History of consolidated reverse DNS

For reverse lookup of some IP addresses within the CUDN we are using a scheme, loosely inspired by RFC 2317, but using DNAMEs rather than CNAMEs. The primary motivation is to reduce the number of small reverse zones.

For technical details, see "Pruning the reverse zone tree", which was written primarily for people outside the university. More recently we wrote a draft revision to RFC 2317 although it has been allowed to expire without passing through the standardization process.

When the scarcity of available IP addresses in 131.111/16 became critical in 2002, the Computer Laboratory kindly donated the top half of their allocation 128.232/16 for general use within the University. We used this gradually from the top down, and eventually had 32 reverse zones covering the range 128.232.[224-255].x, which were delegated from the parent reverse zone 232.128.in-addr.arpa.

In 2009, we decided to use a significant proportion of the remaining IP addresses for Wi-Fi / eduroam connections. Rather than increase the number of reverse zones further, we arranged to cover the range 128.232.[128-223].x with DNAMEs in 232.128.in-addr.arpa indirecting to PTR records maintained under in-addr.arpa.cam.ac.uk.
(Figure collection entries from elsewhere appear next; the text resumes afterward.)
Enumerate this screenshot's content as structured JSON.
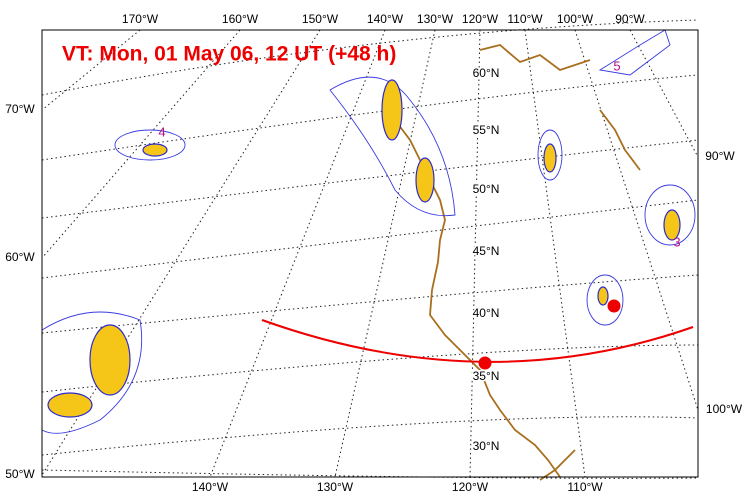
{
  "title": "VT:  Mon, 01 May 06, 12 UT (+48 h)",
  "top_labels": [
    "170°W",
    "160°W",
    "150°W",
    "140°W",
    "130°W",
    "120°W",
    "110°W",
    "100°W",
    "90°W"
  ],
  "left_labels": [
    "70°W",
    "60°W",
    "50°W"
  ],
  "right_labels": [
    "90°W",
    "100°W"
  ],
  "bottom_labels": [
    "140°W",
    "130°W",
    "120°W",
    "110°W"
  ],
  "lat_labels": [
    "60°N",
    "55°N",
    "50°N",
    "45°N",
    "40°N",
    "35°N",
    "30°N"
  ],
  "markers": [
    "4",
    "5",
    "3"
  ]
}
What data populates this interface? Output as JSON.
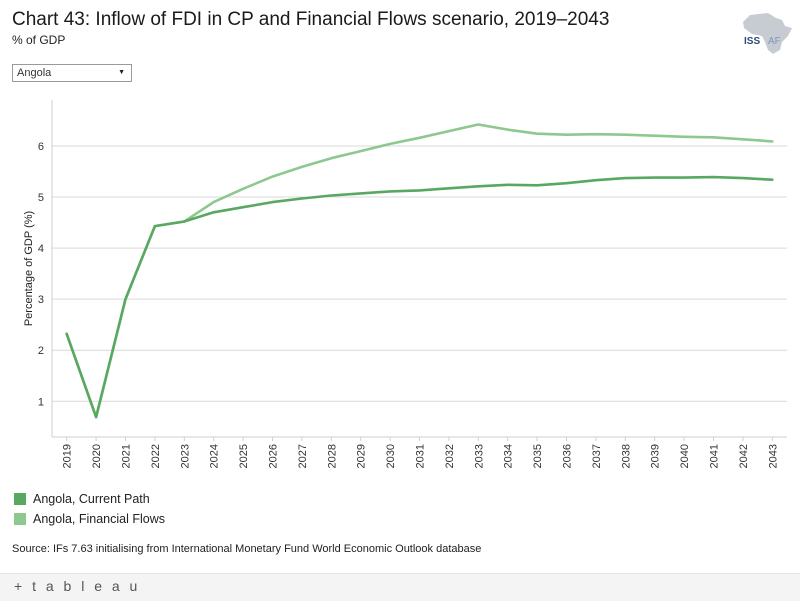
{
  "header": {
    "title": "Chart 43: Inflow of FDI in CP and Financial Flows scenario, 2019–2043",
    "subtitle": "% of GDP"
  },
  "logo": {
    "text": "ISS",
    "text2": "AF"
  },
  "filter": {
    "selected": "Angola"
  },
  "colors": {
    "current_path": "#59a862",
    "financial_flows": "#8dc98f",
    "grid": "#d9d9d9"
  },
  "chart_data": {
    "type": "line",
    "title": "Chart 43: Inflow of FDI in CP and Financial Flows scenario, 2019–2043",
    "ylabel": "Percentage of GDP (%)",
    "xlabel": "",
    "ylim": [
      0.3,
      6.9
    ],
    "yticks": [
      1,
      2,
      3,
      4,
      5,
      6
    ],
    "categories": [
      "2019",
      "2020",
      "2021",
      "2022",
      "2023",
      "2024",
      "2025",
      "2026",
      "2027",
      "2028",
      "2029",
      "2030",
      "2031",
      "2032",
      "2033",
      "2034",
      "2035",
      "2036",
      "2037",
      "2038",
      "2039",
      "2040",
      "2041",
      "2042",
      "2043"
    ],
    "series": [
      {
        "name": "Angola, Current Path",
        "values": [
          2.32,
          0.69,
          3.0,
          4.43,
          4.52,
          4.7,
          4.8,
          4.9,
          4.97,
          5.03,
          5.07,
          5.11,
          5.13,
          5.17,
          5.21,
          5.24,
          5.23,
          5.27,
          5.33,
          5.37,
          5.38,
          5.38,
          5.39,
          5.37,
          5.34
        ]
      },
      {
        "name": "Angola, Financial Flows",
        "values": [
          2.32,
          0.69,
          3.0,
          4.43,
          4.52,
          4.9,
          5.16,
          5.4,
          5.59,
          5.76,
          5.9,
          6.04,
          6.16,
          6.29,
          6.42,
          6.32,
          6.24,
          6.22,
          6.23,
          6.22,
          6.2,
          6.18,
          6.17,
          6.13,
          6.09
        ]
      }
    ]
  },
  "legend": [
    {
      "label": "Angola, Current Path"
    },
    {
      "label": "Angola, Financial Flows"
    }
  ],
  "source": "Source: IFs 7.63 initialising from International Monetary Fund World Economic Outlook database",
  "footer": {
    "brand": "+ t a b l e a u"
  }
}
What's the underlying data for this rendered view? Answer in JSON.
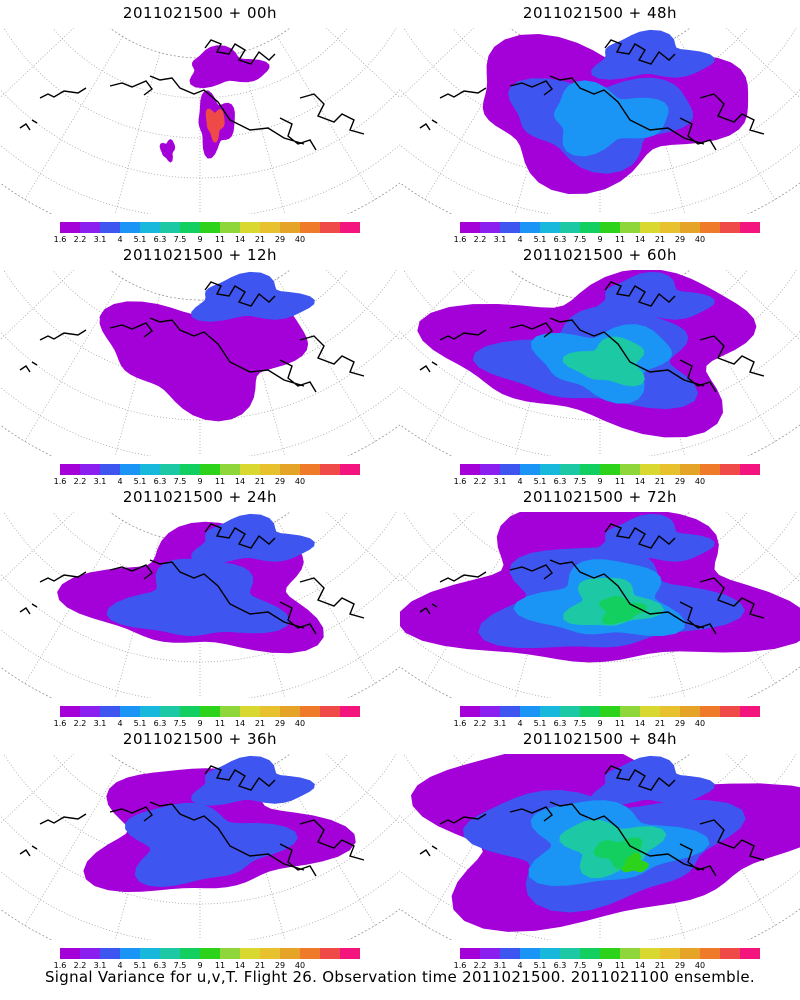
{
  "caption": "Signal Variance for u,v,T. Flight 26. Observation time 2011021500. 2011021100 ensemble.",
  "colorbar": {
    "colors": [
      "#a400d8",
      "#8a1ff0",
      "#3e55f0",
      "#1a95f5",
      "#18b8dc",
      "#1dc9a5",
      "#12cf60",
      "#2dd31b",
      "#8ed63a",
      "#d8d830",
      "#e8c22e",
      "#e5a328",
      "#ef7a2a",
      "#f04a48",
      "#f3157d"
    ],
    "labels": [
      "1.6",
      "2.2",
      "3.1",
      "4",
      "5.1",
      "6.3",
      "7.5",
      "9",
      "11",
      "14",
      "21",
      "29",
      "40"
    ]
  },
  "panels": [
    {
      "title": "2011021500 + 00h",
      "level": 0
    },
    {
      "title": "2011021500 + 48h",
      "level": 3
    },
    {
      "title": "2011021500 + 12h",
      "level": 1
    },
    {
      "title": "2011021500 + 60h",
      "level": 4
    },
    {
      "title": "2011021500 + 24h",
      "level": 2
    },
    {
      "title": "2011021500 + 72h",
      "level": 5
    },
    {
      "title": "2011021500 + 36h",
      "level": 2
    },
    {
      "title": "2011021500 + 84h",
      "level": 6
    }
  ]
}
This has proved a successful idea. Resolvers that can cope with reverse lookup done in the style of RFC 2317 (which are now widespread) can also deal with indirection done by DNAME, by virtue of the "synthesised CNAMEs" returned by nameservers.

in-addr.arpa.cam.ac.uk was initially part of the cam.ac.uk zone, but in November 2010 it was made into a separate zone of its own (at that time unsigned, but see below). It is available for stealth slaving from the authoritative nameservers, and was added to the sample configuration.
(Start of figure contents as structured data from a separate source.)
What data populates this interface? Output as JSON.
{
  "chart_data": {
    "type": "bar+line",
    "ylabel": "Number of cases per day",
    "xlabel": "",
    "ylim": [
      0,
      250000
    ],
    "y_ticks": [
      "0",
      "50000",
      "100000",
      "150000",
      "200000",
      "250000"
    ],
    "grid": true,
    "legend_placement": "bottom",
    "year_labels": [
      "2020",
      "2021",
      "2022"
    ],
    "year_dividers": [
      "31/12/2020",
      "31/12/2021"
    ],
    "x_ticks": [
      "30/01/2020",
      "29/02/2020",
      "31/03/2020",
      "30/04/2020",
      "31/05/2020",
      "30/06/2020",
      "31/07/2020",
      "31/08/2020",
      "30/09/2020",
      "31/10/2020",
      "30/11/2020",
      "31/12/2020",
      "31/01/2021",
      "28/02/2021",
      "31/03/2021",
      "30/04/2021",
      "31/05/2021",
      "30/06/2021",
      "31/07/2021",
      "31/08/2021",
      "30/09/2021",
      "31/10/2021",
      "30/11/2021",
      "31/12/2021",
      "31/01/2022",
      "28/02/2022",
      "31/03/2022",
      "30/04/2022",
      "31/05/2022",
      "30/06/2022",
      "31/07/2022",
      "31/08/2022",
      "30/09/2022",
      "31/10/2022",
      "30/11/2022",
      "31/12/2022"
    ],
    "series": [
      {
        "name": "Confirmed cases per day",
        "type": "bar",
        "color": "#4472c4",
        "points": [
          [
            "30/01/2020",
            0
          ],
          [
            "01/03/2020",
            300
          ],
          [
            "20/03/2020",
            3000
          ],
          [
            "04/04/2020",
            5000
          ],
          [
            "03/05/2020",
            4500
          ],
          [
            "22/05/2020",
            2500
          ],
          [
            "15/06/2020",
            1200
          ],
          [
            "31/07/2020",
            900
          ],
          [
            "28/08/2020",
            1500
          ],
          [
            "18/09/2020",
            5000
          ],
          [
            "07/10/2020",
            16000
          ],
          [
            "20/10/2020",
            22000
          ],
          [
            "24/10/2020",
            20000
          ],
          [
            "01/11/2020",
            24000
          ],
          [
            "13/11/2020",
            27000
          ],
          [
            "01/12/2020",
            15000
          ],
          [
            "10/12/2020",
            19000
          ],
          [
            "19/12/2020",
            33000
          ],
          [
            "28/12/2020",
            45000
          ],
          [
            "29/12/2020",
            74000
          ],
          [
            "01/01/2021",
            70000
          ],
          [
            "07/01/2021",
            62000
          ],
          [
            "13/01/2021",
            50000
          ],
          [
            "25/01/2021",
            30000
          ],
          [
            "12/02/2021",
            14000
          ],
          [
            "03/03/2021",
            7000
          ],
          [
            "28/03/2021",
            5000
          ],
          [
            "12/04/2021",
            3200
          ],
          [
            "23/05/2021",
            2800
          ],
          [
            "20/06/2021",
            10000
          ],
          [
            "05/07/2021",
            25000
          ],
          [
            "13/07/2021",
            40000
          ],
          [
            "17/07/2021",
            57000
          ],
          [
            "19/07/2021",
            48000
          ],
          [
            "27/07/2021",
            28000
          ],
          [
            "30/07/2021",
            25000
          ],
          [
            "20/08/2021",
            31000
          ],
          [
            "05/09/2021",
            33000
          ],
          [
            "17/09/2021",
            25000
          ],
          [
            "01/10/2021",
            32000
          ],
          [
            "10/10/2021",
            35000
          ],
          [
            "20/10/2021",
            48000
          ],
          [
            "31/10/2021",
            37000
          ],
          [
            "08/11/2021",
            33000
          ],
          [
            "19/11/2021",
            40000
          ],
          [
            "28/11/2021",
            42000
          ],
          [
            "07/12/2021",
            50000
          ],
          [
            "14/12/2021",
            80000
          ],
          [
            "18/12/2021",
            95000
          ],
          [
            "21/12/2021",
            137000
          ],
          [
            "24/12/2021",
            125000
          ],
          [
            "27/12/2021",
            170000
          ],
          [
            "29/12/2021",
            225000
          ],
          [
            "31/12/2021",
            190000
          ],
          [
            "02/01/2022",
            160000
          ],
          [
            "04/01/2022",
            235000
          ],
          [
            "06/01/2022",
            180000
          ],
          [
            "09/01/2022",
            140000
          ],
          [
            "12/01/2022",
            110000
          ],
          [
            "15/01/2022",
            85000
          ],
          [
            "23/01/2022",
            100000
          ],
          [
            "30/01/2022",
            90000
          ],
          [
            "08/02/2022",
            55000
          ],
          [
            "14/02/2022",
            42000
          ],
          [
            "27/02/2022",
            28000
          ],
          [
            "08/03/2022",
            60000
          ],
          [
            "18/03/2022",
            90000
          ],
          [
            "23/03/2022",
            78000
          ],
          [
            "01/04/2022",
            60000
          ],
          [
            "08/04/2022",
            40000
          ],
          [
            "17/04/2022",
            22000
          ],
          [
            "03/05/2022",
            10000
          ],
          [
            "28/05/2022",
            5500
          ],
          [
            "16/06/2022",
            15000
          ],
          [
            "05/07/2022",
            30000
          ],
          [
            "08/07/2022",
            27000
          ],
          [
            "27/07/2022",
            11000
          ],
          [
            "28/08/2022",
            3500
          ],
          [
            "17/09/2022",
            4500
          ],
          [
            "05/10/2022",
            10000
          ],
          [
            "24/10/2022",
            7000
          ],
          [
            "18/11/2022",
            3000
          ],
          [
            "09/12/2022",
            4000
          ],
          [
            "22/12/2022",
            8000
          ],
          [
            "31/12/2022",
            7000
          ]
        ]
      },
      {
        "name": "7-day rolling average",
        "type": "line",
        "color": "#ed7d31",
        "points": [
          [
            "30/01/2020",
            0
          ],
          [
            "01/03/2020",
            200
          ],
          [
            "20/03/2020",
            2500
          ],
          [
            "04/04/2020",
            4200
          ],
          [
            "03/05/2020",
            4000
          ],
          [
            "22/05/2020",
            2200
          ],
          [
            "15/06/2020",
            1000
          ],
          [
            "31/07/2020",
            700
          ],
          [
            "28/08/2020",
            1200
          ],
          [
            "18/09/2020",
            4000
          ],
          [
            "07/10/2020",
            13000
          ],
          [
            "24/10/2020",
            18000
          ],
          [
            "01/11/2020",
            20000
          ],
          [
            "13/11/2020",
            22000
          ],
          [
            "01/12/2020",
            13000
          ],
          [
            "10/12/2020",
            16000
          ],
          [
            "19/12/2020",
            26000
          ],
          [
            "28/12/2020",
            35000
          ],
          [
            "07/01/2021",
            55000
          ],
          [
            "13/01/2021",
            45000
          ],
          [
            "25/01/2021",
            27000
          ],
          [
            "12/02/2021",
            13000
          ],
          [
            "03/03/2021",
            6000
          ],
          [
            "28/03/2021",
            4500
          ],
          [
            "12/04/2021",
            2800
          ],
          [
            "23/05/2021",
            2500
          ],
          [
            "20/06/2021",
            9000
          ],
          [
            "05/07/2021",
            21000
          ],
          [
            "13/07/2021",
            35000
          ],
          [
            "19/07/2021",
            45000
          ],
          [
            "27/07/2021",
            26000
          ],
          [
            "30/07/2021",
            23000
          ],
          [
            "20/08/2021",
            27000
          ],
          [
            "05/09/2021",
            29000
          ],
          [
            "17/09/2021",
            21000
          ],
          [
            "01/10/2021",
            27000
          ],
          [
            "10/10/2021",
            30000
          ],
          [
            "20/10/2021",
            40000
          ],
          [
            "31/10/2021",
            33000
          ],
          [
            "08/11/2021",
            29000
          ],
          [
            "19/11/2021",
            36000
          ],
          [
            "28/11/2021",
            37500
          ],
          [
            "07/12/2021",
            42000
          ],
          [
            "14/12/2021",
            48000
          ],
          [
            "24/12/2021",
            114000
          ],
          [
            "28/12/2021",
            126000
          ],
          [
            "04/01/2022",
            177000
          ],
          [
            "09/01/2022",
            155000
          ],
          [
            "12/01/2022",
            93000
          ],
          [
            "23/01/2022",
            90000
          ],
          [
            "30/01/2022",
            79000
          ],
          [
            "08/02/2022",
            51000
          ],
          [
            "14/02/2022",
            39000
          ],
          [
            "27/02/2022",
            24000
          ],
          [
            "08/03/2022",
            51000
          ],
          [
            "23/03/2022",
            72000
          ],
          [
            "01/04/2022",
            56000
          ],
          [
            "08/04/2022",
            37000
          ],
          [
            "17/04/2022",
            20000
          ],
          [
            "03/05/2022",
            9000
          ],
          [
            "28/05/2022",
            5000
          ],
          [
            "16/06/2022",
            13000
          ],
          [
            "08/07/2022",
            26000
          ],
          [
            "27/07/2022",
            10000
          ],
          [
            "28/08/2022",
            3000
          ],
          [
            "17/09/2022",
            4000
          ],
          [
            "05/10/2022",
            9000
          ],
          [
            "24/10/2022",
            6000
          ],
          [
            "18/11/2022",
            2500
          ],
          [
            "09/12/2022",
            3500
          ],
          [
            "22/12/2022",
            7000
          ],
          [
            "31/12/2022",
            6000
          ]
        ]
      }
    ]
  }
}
In February and March 2011 we extended the scheme to cover the range 128.232.[224-255].x as well, in a number of steps. After this the 32 individual zones 224.232.128.in-addr.arpa to 255.232.128.in-addr.arpa no longer existed, and were removed from the sample configuration.

In May 2013 the IP addresses used for Wi-Fi / eduroam connections were changed to be CUDN-wide private, but we retained the mechanism for the other addresses in the range 128.232.[128-255].x.
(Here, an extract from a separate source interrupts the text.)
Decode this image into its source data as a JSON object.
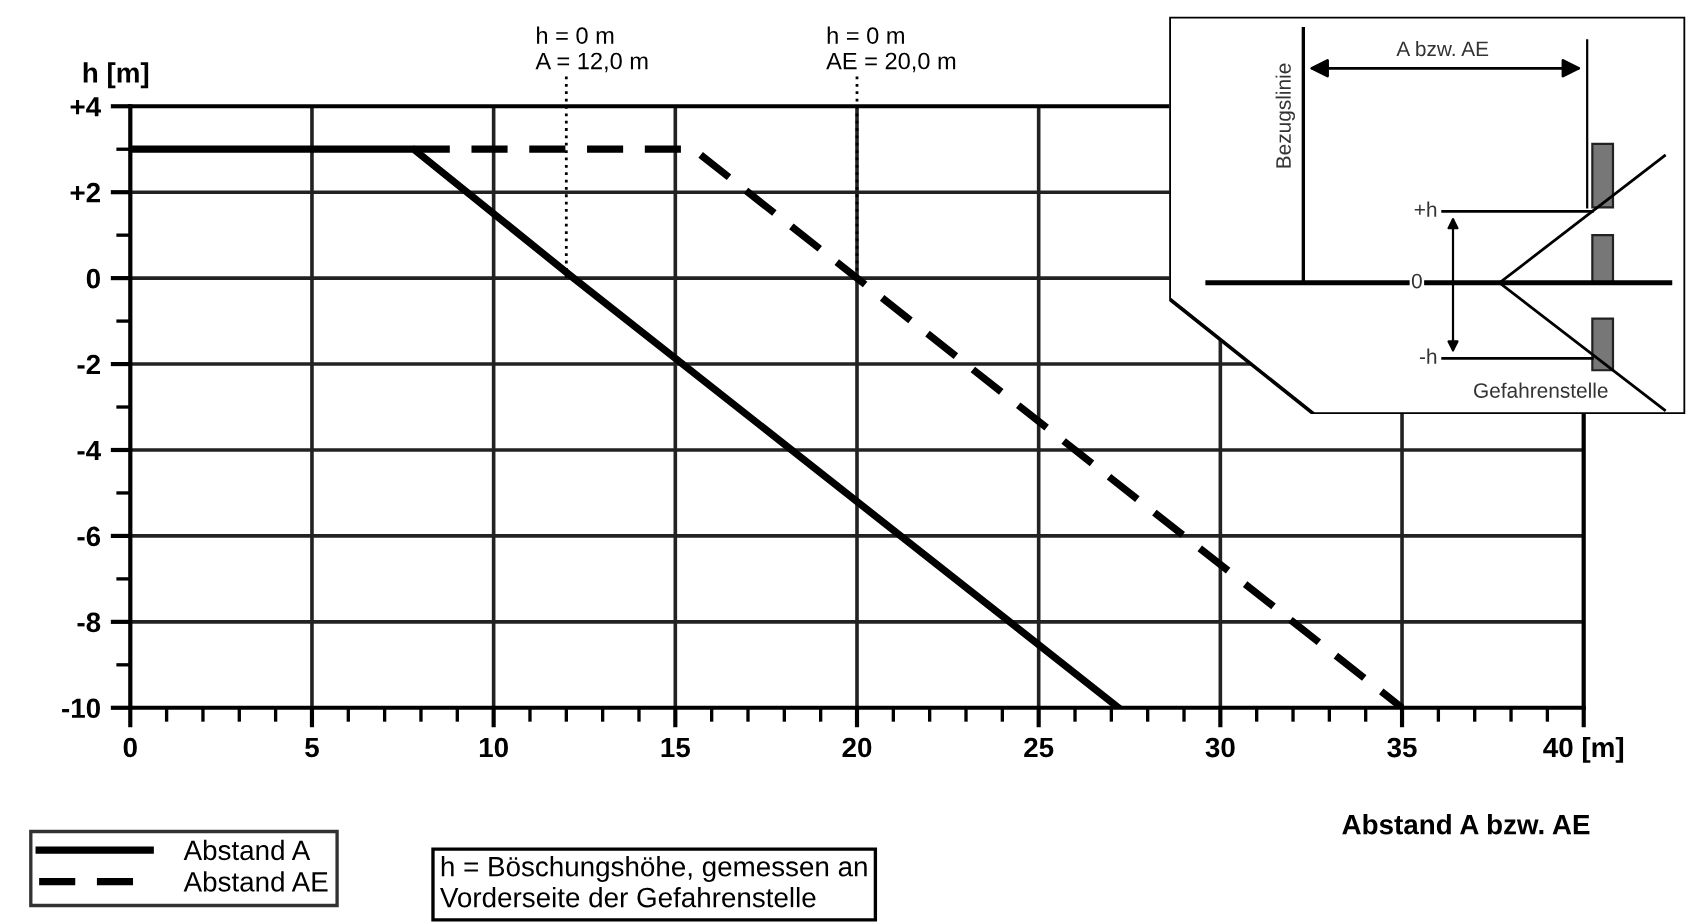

By January 2014 the parent zone 232.128.in-addr.arpa had been signed, together with a chain of trust from the root (see here for more details). It therefore became useful to sign the zone in-addr.arpa.cam.ac.uk as well, and this has now been done, making the results of reverse lookup for IP addresses in the range 128.232.[128-255].x fully validatable.

In September 2015 the high demand for wireless connectivity and the fragmentation of the 172.16/12 address blocks led us to start using, the top half of the largest RFC 1918 block. (The bottom half of this block is reserved for institution-private addresses.) To avoid the need for 129 additional zones, we are using the consolidated reverse zone technique again. Our version of the 10.in-addr.arpa zone contains 128 DNAME records pointing into the zone in-addr.arpa.private.cam.ac.uk.

There is a separate page with advice for institutions which are using the address range.

For slave nameservers using BIND, slaving 232.128.in-addr.arpa (NB from the CL nameservers, not the UCS ones) and in-addr.arpa.cam.ac.uk provides the functionality that reverse lookup of IP addresses in the range 128.232.[128-255].x can then be done without contacting external nameservers.

There are more specific constraints for hosts running Windows DNS Server. In general, we now encourage administrators of such hosts not to slave zones at all, following the recommendations here. However, for those who do wish to continue such slaving, please note the following:

  • Windows 2003 and 2003R2 do not support zones containing DNAMEs at all. You should not attempt to slave 232.128.in-addr.arpa, and without that slaving in-addr.arpa.cam.ac.uk is fairly pointless.

  • Windows 2008R2 and (to a lesser extent) 2008 do more or less support zones containing DNAMEs. The recommendations for BIND users above may be followed.